La rivoluzione tecnica avviata dalla Juventus appena dodici mesi fa rischia di essere già smantellata. Secondo quanto rivelato da Gazzetta.it, la dirigenza bianconera starebbe valutando la cessione di gran parte dei calciatori acquistati nel corso dell’ultima sessione estiva. Una decisione drastica, figlia di un rendimento complessivo decisamente al di sotto delle aspettative da parte dei nuovi innesti, che non sono riusciti a imporsi a Torino. La società ha così deciso di correre ai ripari, pianificando un profondo restyling per correggere gli errori di valutazione del recente passato.
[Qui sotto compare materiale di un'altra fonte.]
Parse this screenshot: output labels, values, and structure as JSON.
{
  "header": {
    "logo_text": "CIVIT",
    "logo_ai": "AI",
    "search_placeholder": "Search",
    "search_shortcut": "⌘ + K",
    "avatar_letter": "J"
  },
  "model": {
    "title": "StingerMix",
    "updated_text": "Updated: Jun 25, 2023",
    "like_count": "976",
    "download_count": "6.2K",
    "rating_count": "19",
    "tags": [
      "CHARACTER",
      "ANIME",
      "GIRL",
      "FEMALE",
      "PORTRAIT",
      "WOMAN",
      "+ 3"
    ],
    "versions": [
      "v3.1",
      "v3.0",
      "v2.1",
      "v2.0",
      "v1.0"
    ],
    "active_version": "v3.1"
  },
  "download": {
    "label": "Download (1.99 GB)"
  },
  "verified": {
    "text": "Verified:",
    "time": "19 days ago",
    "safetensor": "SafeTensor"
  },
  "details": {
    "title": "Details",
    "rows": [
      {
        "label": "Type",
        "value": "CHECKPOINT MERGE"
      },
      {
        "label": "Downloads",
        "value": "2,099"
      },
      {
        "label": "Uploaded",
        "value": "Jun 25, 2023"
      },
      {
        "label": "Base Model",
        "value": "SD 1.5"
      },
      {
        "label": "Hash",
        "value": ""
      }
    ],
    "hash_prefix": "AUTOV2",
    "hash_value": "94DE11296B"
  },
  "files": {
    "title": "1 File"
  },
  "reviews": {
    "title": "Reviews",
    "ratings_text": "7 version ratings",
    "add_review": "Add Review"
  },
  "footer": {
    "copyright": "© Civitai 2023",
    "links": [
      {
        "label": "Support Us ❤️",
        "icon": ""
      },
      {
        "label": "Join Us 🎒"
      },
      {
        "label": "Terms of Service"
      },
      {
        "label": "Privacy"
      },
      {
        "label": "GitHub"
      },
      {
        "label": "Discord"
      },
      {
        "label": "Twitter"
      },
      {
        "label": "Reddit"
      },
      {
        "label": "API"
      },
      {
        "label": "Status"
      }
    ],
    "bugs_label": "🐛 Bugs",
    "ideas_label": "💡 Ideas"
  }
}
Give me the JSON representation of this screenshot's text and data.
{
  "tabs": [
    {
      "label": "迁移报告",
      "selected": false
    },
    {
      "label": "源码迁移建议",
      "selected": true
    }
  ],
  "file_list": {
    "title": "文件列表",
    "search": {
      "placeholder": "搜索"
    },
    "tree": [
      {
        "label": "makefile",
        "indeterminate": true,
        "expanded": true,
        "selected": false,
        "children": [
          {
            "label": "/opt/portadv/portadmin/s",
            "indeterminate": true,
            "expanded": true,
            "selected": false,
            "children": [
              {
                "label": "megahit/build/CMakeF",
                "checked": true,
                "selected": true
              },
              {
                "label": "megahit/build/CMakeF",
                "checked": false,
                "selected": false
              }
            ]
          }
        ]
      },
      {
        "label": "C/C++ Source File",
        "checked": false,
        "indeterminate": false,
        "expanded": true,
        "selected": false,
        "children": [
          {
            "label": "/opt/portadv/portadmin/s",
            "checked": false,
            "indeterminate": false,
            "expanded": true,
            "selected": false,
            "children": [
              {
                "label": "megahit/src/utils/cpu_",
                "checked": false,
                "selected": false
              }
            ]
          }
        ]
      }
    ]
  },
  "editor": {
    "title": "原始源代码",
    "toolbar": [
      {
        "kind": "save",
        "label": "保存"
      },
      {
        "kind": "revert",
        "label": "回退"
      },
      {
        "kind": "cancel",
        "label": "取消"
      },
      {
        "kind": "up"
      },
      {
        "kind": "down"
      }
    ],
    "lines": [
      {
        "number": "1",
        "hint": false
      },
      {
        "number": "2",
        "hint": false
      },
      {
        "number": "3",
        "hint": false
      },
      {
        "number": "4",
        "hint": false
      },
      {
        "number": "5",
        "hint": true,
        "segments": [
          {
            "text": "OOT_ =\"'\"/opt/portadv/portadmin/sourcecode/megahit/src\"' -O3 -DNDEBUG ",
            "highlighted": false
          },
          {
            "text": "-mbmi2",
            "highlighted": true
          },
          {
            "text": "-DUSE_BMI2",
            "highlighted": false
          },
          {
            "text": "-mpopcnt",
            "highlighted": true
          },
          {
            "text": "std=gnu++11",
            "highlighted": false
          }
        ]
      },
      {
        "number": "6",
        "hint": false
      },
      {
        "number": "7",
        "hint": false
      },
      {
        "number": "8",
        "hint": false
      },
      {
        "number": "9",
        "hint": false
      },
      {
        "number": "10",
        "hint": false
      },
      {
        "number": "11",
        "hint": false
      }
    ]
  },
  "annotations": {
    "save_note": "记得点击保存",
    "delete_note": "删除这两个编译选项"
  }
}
Il caso più spinoso riguarda indubbiamente Loïs Openda. L’attaccante belga è stato riscattato obbligatoriamente per una cifra vicina ai 44 milioni di euro, un investimento pesante che non ha generato i frutti sperati sul terreno di gioco. Adesso la Continassa si trova nella complicata posizione di dover cercare acquirenti per la punta, con il difficile obiettivo di recuperare il capitale speso ed evitare una minusvalenza che peserebbe come un macigno sulle casse del club.
I nodi da sciogliere per i bianconeri toccano anche le corsie esterne e il centrocampo. Joao Mario rientrerà a Torino dopo il periodo di prestito al Bologna, ma si tratta di un passaggio puramente formale: la dirigenza è già al lavoro per trovargli una nuova sistemazione a titolo definitivo. Destino analogo sembra attendere Edon Zhegrova, il cui bilancio all’ombra della Mole è impietoso. Frenato da continui problemi fisici, l’esterno kosovaro ha racimolato pochissimo minutaggio, chiudendo l’anno con zero gol e zero assist all’attivo.
Una logica differente guida invece il possibile addio di Jonathan David. Arrivato a Torino a parametro zero, l’attaccante canadese non è considerato inamovibile e, di fronte a una proposta congrua, verrebbe sacrificato immediatamente. In questo caso non si tratterebbe di una bocciatura tecnica totale, quanto di una ghiotta opportunità di mercato: la sua cessione garantirebbe infatti alla Juventus una plusvalenza netta e pulita, ossigeno puro per finanziare i prossimi colpi in entrata.